Dies hat zum einen den Grund, dass betriebliche Gewinnfunktionen in der Realität aufgrund von Prognosen, Entscheidungen unter Unsicherheit, Externalitäten u. ä. nur näherungsweise bestimmt werden können und somit eine ‚Maximierung‘ per se ausgeschlossen ist. Zum anderen sollte der Aspekt der nachhaltigen Markteilnahme für Unternehmen von zentraler Bedeutung sein. Dazu gehören neben Investitionen, die den Gewinn für spätere Perioden erhalten, auch solche, die auf den Erhalt von ökologischem Gleichgewicht sowie sozialer Gerechtigkeit abzielen. Die mitunter vorrangigen Erhaltungs- und Wachstumsziele sollten Aspekte von Corporate Social Responsibility einschließen, um nachhaltig eine möglichst gute Grundlage für die unternehmerische Tätigkeit zu schaffen. Hierzu gehören die Vermeidung der Verschwendung natürlicher Ressourcen, die Reduzierung von Emissionen, die Forschung und Entwicklung auf dem Gebiet der alternativen Energiegewinnung und -verwertung ebenso wie Bemühungen um interne und externe soziale Gerechtigkeit.

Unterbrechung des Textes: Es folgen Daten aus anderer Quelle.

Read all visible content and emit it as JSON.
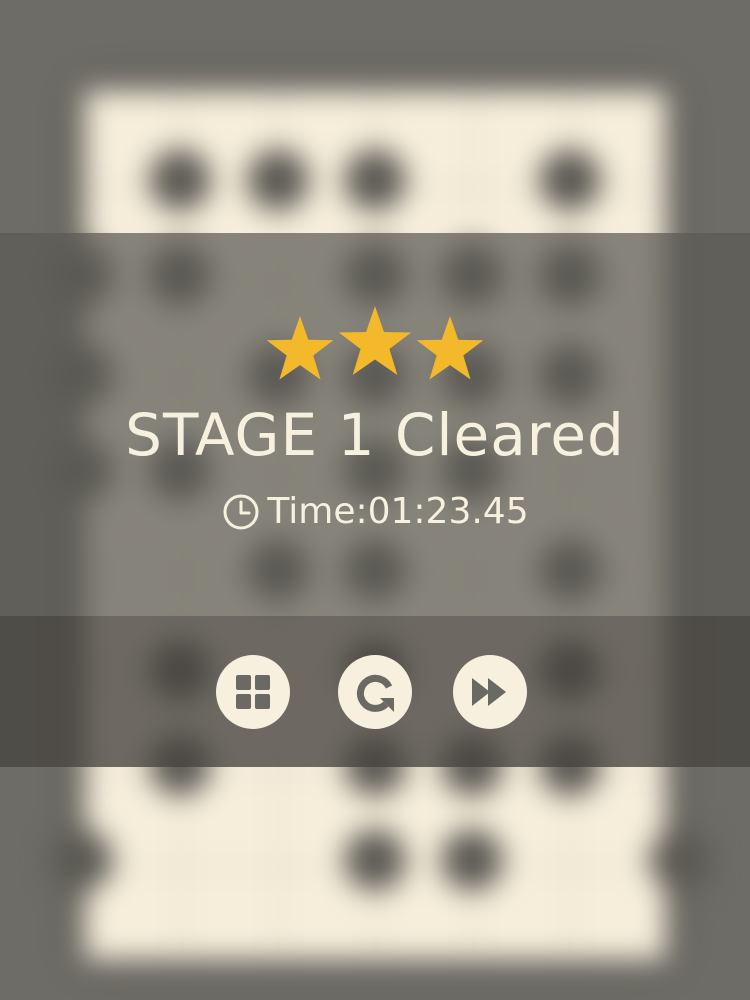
{
  "result": {
    "stars_earned": 3,
    "stars_total": 3,
    "title": "STAGE 1 Cleared",
    "time_label": "Time:",
    "time_value": "01:23.45"
  },
  "icons": {
    "clock": "clock-icon",
    "menu": "grid-menu-icon",
    "retry": "retry-icon",
    "next": "fast-forward-icon"
  },
  "colors": {
    "star": "#f4b92a",
    "text": "#f7f0df",
    "button": "#f7f0df",
    "icon": "#6b6963",
    "board": "#f6eedb",
    "piece": "#5b5953"
  }
}
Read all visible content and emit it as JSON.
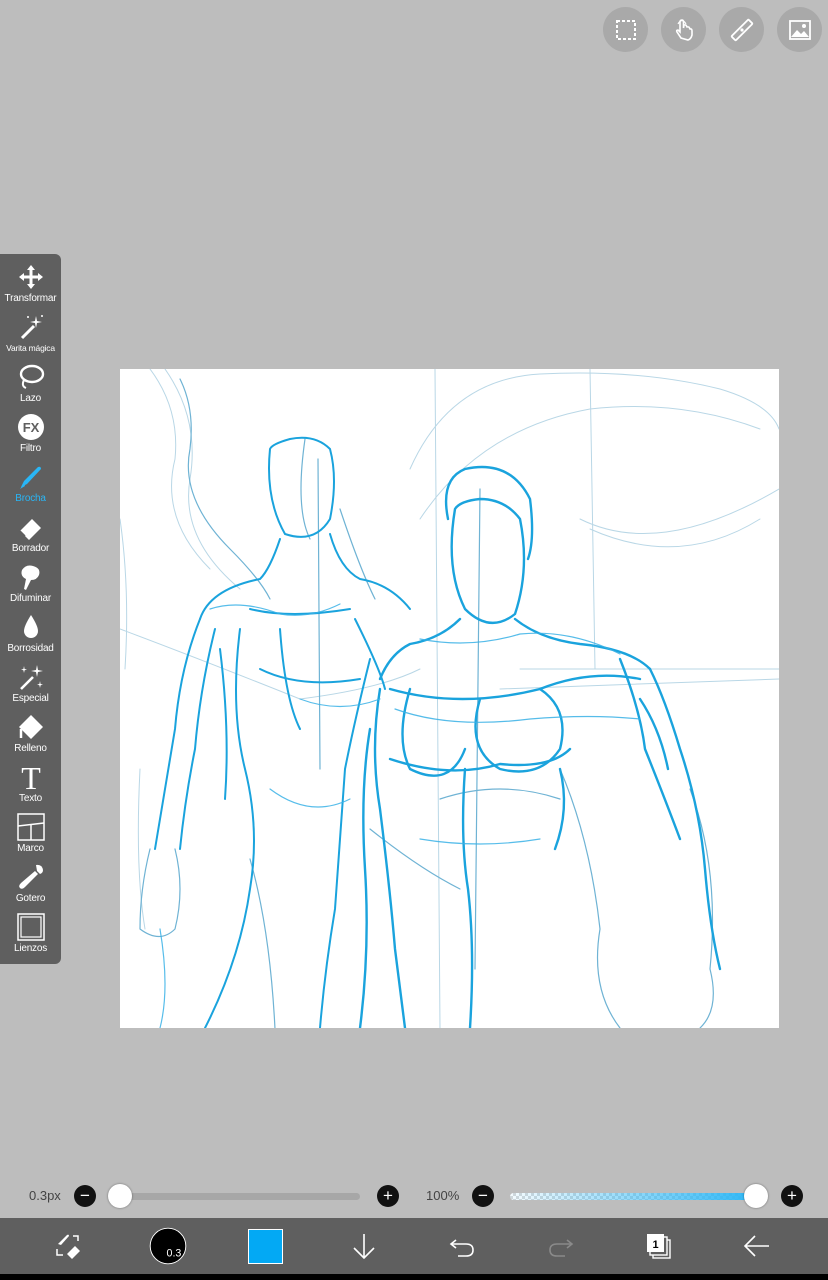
{
  "tools": [
    {
      "label": "Transformar",
      "icon": "move-arrows-icon",
      "active": false
    },
    {
      "label": "Varita mágica",
      "icon": "magic-wand-icon",
      "active": false
    },
    {
      "label": "Lazo",
      "icon": "lasso-icon",
      "active": false
    },
    {
      "label": "Filtro",
      "icon": "fx-filter-icon",
      "active": false
    },
    {
      "label": "Brocha",
      "icon": "brush-icon",
      "active": true
    },
    {
      "label": "Borrador",
      "icon": "eraser-icon",
      "active": false
    },
    {
      "label": "Difuminar",
      "icon": "smudge-icon",
      "active": false
    },
    {
      "label": "Borrosidad",
      "icon": "blur-drop-icon",
      "active": false
    },
    {
      "label": "Especial",
      "icon": "special-sparkle-icon",
      "active": false
    },
    {
      "label": "Relleno",
      "icon": "fill-bucket-icon",
      "active": false
    },
    {
      "label": "Texto",
      "icon": "text-icon",
      "active": false
    },
    {
      "label": "Marco",
      "icon": "frame-icon",
      "active": false
    },
    {
      "label": "Gotero",
      "icon": "eyedropper-icon",
      "active": false
    },
    {
      "label": "Lienzos",
      "icon": "canvas-icon",
      "active": false
    }
  ],
  "top_buttons": [
    "selection-icon",
    "hand-touch-icon",
    "ruler-icon",
    "image-icon"
  ],
  "brush": {
    "size_label": "0.3px",
    "size_fraction": 0.0,
    "badge": "0.3"
  },
  "opacity": {
    "label": "100%",
    "fraction": 1.0
  },
  "fx_text": "FX",
  "text_glyph": "T",
  "layers_badge": "1",
  "colors": {
    "background": "#bdbdbd",
    "toolbar": "#5f5f5f",
    "accent": "#29b6f6",
    "current_color": "#03a9f4",
    "sketch": "#1aa3dd"
  }
}
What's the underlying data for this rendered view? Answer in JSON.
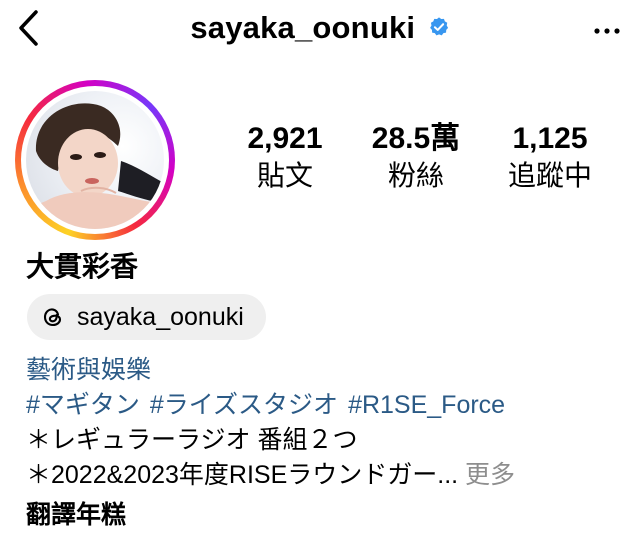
{
  "header": {
    "username": "sayaka_oonuki",
    "verified_color": "#3897f0"
  },
  "profile": {
    "display_name": "大貫彩香",
    "stats": {
      "posts": {
        "value": "2,921",
        "label": "貼文"
      },
      "followers": {
        "value": "28.5萬",
        "label": "粉絲"
      },
      "following": {
        "value": "1,125",
        "label": "追蹤中"
      }
    },
    "threads": {
      "handle": "sayaka_oonuki",
      "icon": "threads-icon"
    },
    "category": "藝術與娛樂",
    "hashtags": [
      "#マギタン",
      "#ライズスタジオ",
      "#R1SE_Force"
    ],
    "bio_lines": [
      "＊レギュラーラジオ 番組２つ",
      "＊2022&2023年度RISEラウンドガー..."
    ],
    "more_label": "更多",
    "translate_label": "翻譯年糕"
  },
  "colors": {
    "link": "#2b5a86",
    "muted": "#8e8e8e",
    "pill_bg": "#efefef"
  }
}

Demnach stellt eine strategische Verankerung der Profitmaximierung im Zusammenspiel mit unternehmerischer Verantwortung inzwischen eine besondere Herausforderung dar. Einerseits steht eine optimalen Befriedigung von Kundenbedürfnissen, der Schutz von langfristigen Shareholder-Interessen, aber auch die Erhöhung der Attraktivität des Unternehmens für potentielle Arbeitnehmer im Fokus unternehmerischen Handelns. Andererseits können Unternehmen ethisch begründete Wertschöpfungsideen durch innovative und sozial-ökologisch nachhaltige Produktions- und Organisationsprozesse in der Wertekette realisieren. Das Erschließen neuer Märkte soll so unterstützt werden. Durch gezielte Marketingmaßnahmen kann der Mehrwert der Güter für die Abnehmer hervorgehoben, eine positive Imageverbesserung und letztlich eine höhere Marktleistung erzielt werden.

Die Hypothese, Ausgaben für den Bereich CSR seien gewinnmindernd und schränken den monetären Erfolg ein, ist als falsifiziert anzunehmen. Versprechen sich Unternehmen beispielsweise Erfolg davon, Kostensenkungspotentiale durch die Investition in Ländern mit geringen Umwelt- und Sozialstandards auszuschöpfen, so greift diese Denkweise zu kurz. Es ist „anzuzweifeln, ob ein solches Verhalten einen nachhaltigen Bestand des Unternehmens sichert. Es ist umgekehrt sogar damit zu rechnen, dass die Ignoranz von Nachhaltigkeits-Prinzipien sich langfristig nachteilig auf die Unternehmensentwicklung auswirken wird“.